Summering: The Spectacular Now, by David Bax
With its list of story points that include tween friends, summer vacation and a dead body, the lazy read on James Ponsoldt‘s Summering would be that it’s simply an updated reimagining of Rob Reiner‘s Stand by Me but with girls. That offhand description may provide a loose idea of what the movie’s about but, when it comes to how it feels, Summering is its own animal.
That said, Summering did put me in mind of Stephen King (who wrote Stand by Me‘s source material, the short story “The Body”) in a different way. In the novel It, when young Ben Hanscomb leaves a school year behind and ventures out into summer break, he reflects on how it may only be three months on the calendar but it’s actually much longer than that in experience. On Chance the Rapper’s “Do You Remember,” guest vocalist Ben Gibbard describes the same phenomenon: “Do you remember how when you were younger/the summer’s all lasted forever.” Ponsoldt taps into that feeling by letting the movie remain languid and airy even as the first day of school gets closer and the girls (Lia Barnett, Madalen Mills, Eden Grace Redfield and Sanai Victoria) embark on what is essentially a murder mystery investigation.
If there are moments that break that spell, they’re probably those in which Summering ventures into horror (hey, maybe King is a bigger influence here than I thought). One by one, the girls are haunted by the image of the dead man they found in the woods as they try to go about their last days of freedom. This person–anonymous, besuited and, again, dead–may represent their fears about the looming grind of adulthood and the lack of reward that comes with it.
In its actual, physical form, the corpse is less menacing. It’s simply a thing, which is a frightening thought in its own right. On other hand, it’s also the source of one of the movie’s rare moments of comedy when it does an impression of Daniel Radcliffe in Swiss Army Man, if you catch my meaning.
Perhaps the most compelling argument that Summering is no Stand by Me retread, though, is the fact that, while Reiner’s film was backwards looking and imbued with nostalgia–taking place almost 30 years before the movie was released–Ponsoldt’s is very much set in the now. This is evident in the use of smart phones and computers but, more specifically, in the ways the girls’ moms (the dads are barely present, if at all) use those phones and computers as monitoring devices, keeping tabs on their kids whenever and as thoroughly as possible. Summering ponders just how one goes about being a kid while being helicopter parented.
Still, the movie is not entirely critical of these moms (played by Lake Bell, Sarah Cooper, Ashley Madekwe and Megan Mullally, a surprisingly comedy-heavy team for a film that’s not especially funny).
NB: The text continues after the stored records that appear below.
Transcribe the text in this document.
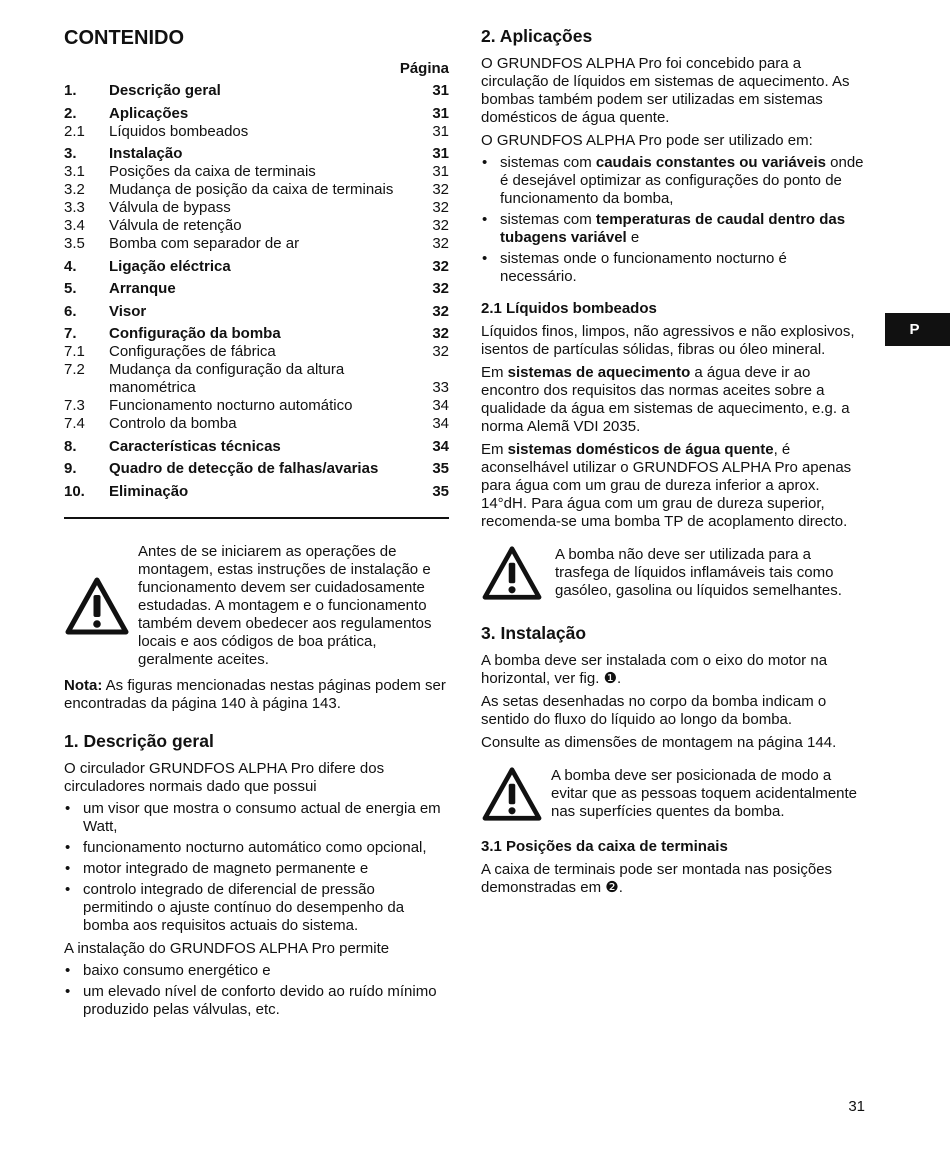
CONTENIDO
Página
1.	Descrição geral	31
2.	Aplicações	31
2.1	Líquidos bombeados	31
3.	Instalação	31
3.1	Posições da caixa de terminais	31
3.2	Mudança de posição da caixa de terminais	32
3.3	Válvula de bypass	32
3.4	Válvula de retenção	32
3.5	Bomba com separador de ar	32
4.	Ligação eléctrica	32
5.	Arranque	32
6.	Visor	32
7.	Configuração da bomba	32
7.1	Configurações de fábrica	32
7.2	Mudança da configuração da altura manométrica	33
7.3	Funcionamento nocturno automático	34
7.4	Controlo da bomba	34
8.	Características técnicas	34
9.	Quadro de detecção de falhas/avarias	35
10.	Eliminação	35
Antes de se iniciarem as operações de montagem, estas instruções de instalação e funcionamento devem ser cuidadosamente estudadas. A montagem e o funcionamento também devem obedecer aos regulamentos locais e aos códigos de boa prática, geralmente aceites.

Nota: As figuras mencionadas nestas páginas podem ser encontradas da página 140 à página 143.

1. Descrição geral

O circulador GRUNDFOS ALPHA Pro difere dos circuladores normais dado que possui

• um visor que mostra o consumo actual de energia em Watt,
• funcionamento nocturno automático como opcional,
• motor integrado de magneto permanente e
• controlo integrado de diferencial de pressão permitindo o ajuste contínuo do desempenho da bomba aos requisitos actuais do sistema.

A instalação do GRUNDFOS ALPHA Pro permite

• baixo consumo energético e
• um elevado nível de conforto devido ao ruído mínimo produzido pelas válvulas, etc.
2. Aplicações

O GRUNDFOS ALPHA Pro foi concebido para a circulação de líquidos em sistemas de aquecimento. As bombas também podem ser utilizadas em sistemas domésticos de água quente.

O GRUNDFOS ALPHA Pro pode ser utilizado em:

• sistemas com caudais constantes ou variáveis onde é desejável optimizar as configurações do ponto de funcionamento da bomba,
• sistemas com temperaturas de caudal dentro das tubagens variável e
• sistemas onde o funcionamento nocturno é necessário.
2.1 Líquidos bombeados

Líquidos finos, limpos, não agressivos e não explosivos, isentos de partículas sólidas, fibras ou óleo mineral.

Em sistemas de aquecimento a água deve ir ao encontro dos requisitos das normas aceites sobre a qualidade da água em sistemas de aquecimento, e.g. a norma Alemã VDI 2035.

Em sistemas domésticos de água quente, é aconselhável utilizar o GRUNDFOS ALPHA Pro apenas para água com um grau de dureza inferior a aprox. 14°dH. Para água com um grau de dureza superior, recomenda-se uma bomba TP de acoplamento directo.

A bomba não deve ser utilizada para a trasfega de líquidos inflamáveis tais como gasóleo, gasolina ou líquidos semelhantes.
3. Instalação

A bomba deve ser instalada com o eixo do motor na horizontal, ver fig. ❶.

As setas desenhadas no corpo da bomba indicam o sentido do fluxo do líquido ao longo da bomba.

Consulte as dimensões de montagem na página 144.

A bomba deve ser posicionada de modo a evitar que as pessoas toquem acidentalmente nas superfícies quentes da bomba.
3.1 Posições da caixa de terminais

A caixa de terminais pode ser montada nas posições demonstradas em ❷.

P
31
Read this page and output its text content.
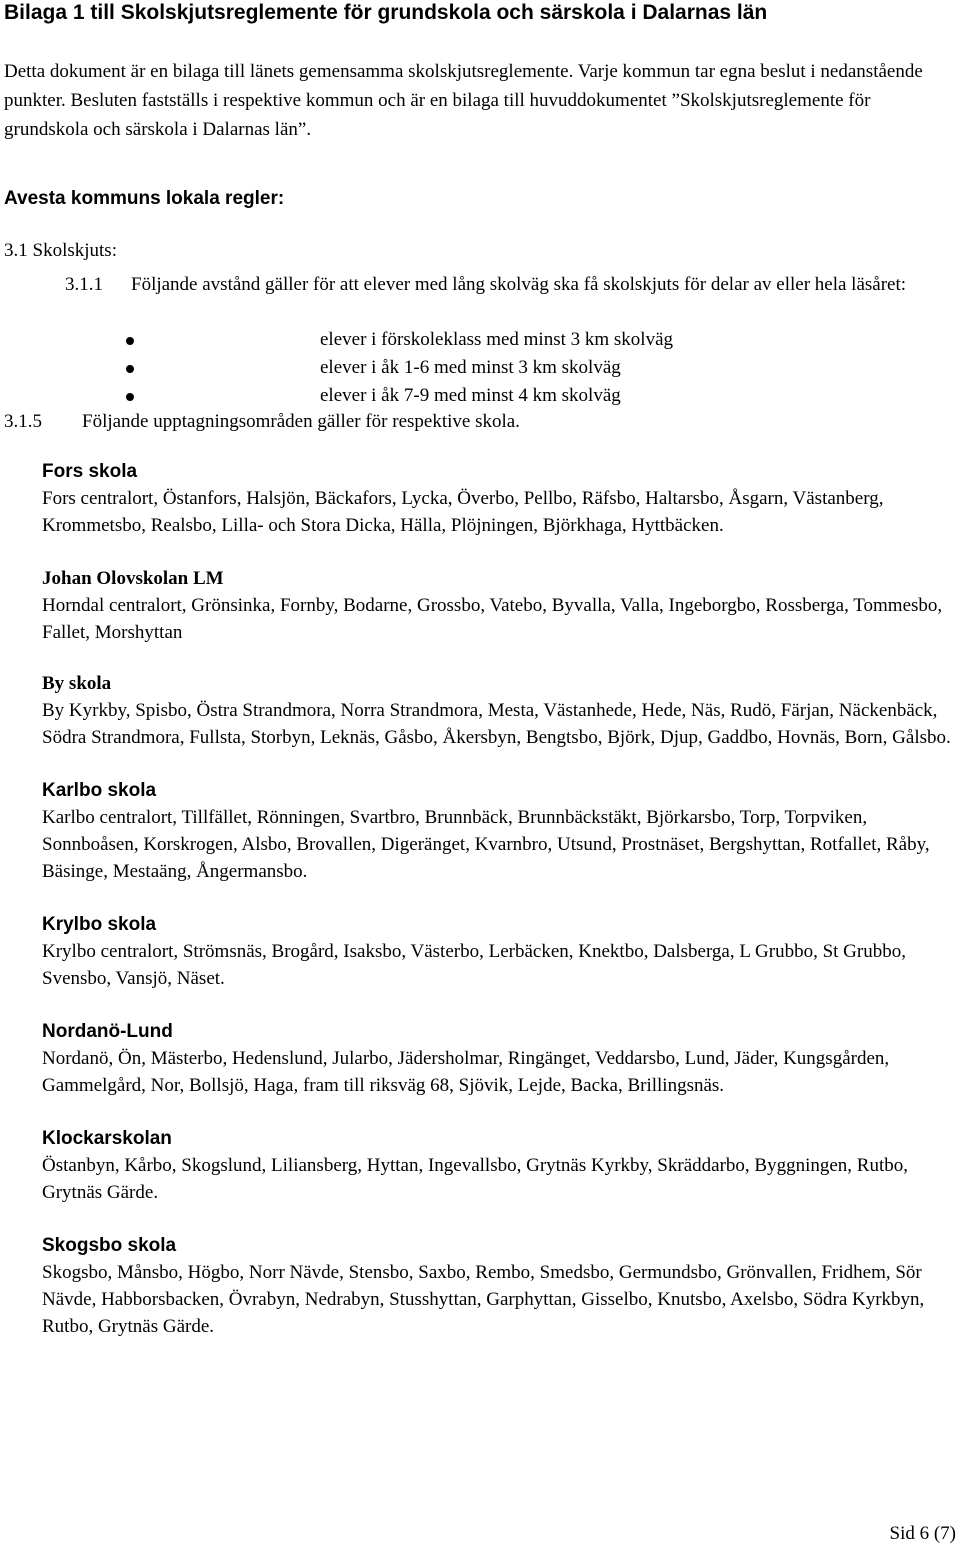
Bilaga 1 till Skolskjutsreglemente för grundskola och särskola i Dalarnas län

Detta dokument är en bilaga till länets gemensamma skolskjutsreglemente. Varje kommun tar egna beslut i nedanstående punkter. Besluten fastställs i respektive kommun och är en bilaga till huvuddokumentet ”Skolskjutsreglemente för grundskola och särskola i Dalarnas län”.

Avesta kommuns lokala regler:

3.1 Skolskjuts:

3.1.1 Följande avstånd gäller för att elever med lång skolväg ska få skolskjuts för delar av eller hela läsåret:
elever i förskoleklass med minst 3 km skolväg
elever i åk 1-6 med minst 3 km skolväg
elever i åk 7-9 med minst 4 km skolväg
3.1.5 Följande upptagningsområden gäller för respektive skola.

Fors skola

Fors centralort, Östanfors, Halsjön, Bäckafors, Lycka, Överbo, Pellbo, Räfsbo, Haltarsbo, Åsgarn, Västanberg, Krommetsbo, Realsbo, Lilla- och Stora Dicka, Hälla, Plöjningen, Björkhaga, Hyttbäcken.

Johan Olovskolan LM

Horndal centralort, Grönsinka, Fornby, Bodarne, Grossbo, Vatebo, Byvalla, Valla, Ingeborgbo, Rossberga, Tommesbo, Fallet, Morshyttan

By skola

By Kyrkby, Spisbo, Östra Strandmora, Norra Strandmora, Mesta, Västanhede, Hede, Näs, Rudö, Färjan, Näckenbäck, Södra Strandmora, Fullsta, Storbyn, Leknäs, Gåsbo, Åkersbyn, Bengtsbo, Björk, Djup, Gaddbo, Hovnäs, Born, Gålsbo.

Karlbo skola

Karlbo centralort, Tillfället, Rönningen, Svartbro, Brunnbäck, Brunnbäckstäkt, Björkarsbo, Torp, Torpviken, Sonnboåsen, Korskrogen, Alsbo, Brovallen, Digeränget, Kvarnbro, Utsund, Prostnäset, Bergshyttan, Rotfallet, Råby, Bäsinge, Mestaäng, Ångermansbo.

Krylbo skola

Krylbo centralort, Strömsnäs, Brogård, Isaksbo, Västerbo, Lerbäcken, Knektbo, Dalsberga, L Grubbo, St Grubbo, Svensbo, Vansjö, Näset.

Nordanö-Lund

Nordanö, Ön, Mästerbo, Hedenslund, Jularbo, Jädersholmar, Ringänget, Veddarsbo, Lund, Jäder, Kungsgården, Gammelgård, Nor, Bollsjö, Haga, fram till riksväg 68, Sjövik, Lejde, Backa, Brillingsnäs.

Klockarskolan

Östanbyn, Kårbo, Skogslund, Liliansberg, Hyttan, Ingevallsbo, Grytnäs Kyrkby, Skräddarbo, Byggningen, Rutbo, Grytnäs Gärde.

Skogsbo skola

Skogsbo, Månsbo, Högbo, Norr Nävde, Stensbo, Saxbo, Rembo, Smedsbo, Germundsbo, Grönvallen, Fridhem, Sör Nävde, Habborsbacken, Övrabyn, Nedrabyn, Stusshyttan, Garphyttan, Gisselbo, Knutsbo, Axelsbo, Södra Kyrkbyn, Rutbo, Grytnäs Gärde.

Sid 6 (7)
This isn’t a parents-just-don’t-understand story. They do understand and remember what it was like to be a kid. But they also understand a lot more than their daughters do at this point in their lives. It’s telling that the movie ends with Taylor Swift‘s “Seven,” a song about looking back on memories of a childhood friend and seeing the pain you couldn’t perceive at the time, playing over the credits. Hell, maybe I was wrong. Maybe Summering is a bittersweet nostalgia movie after all.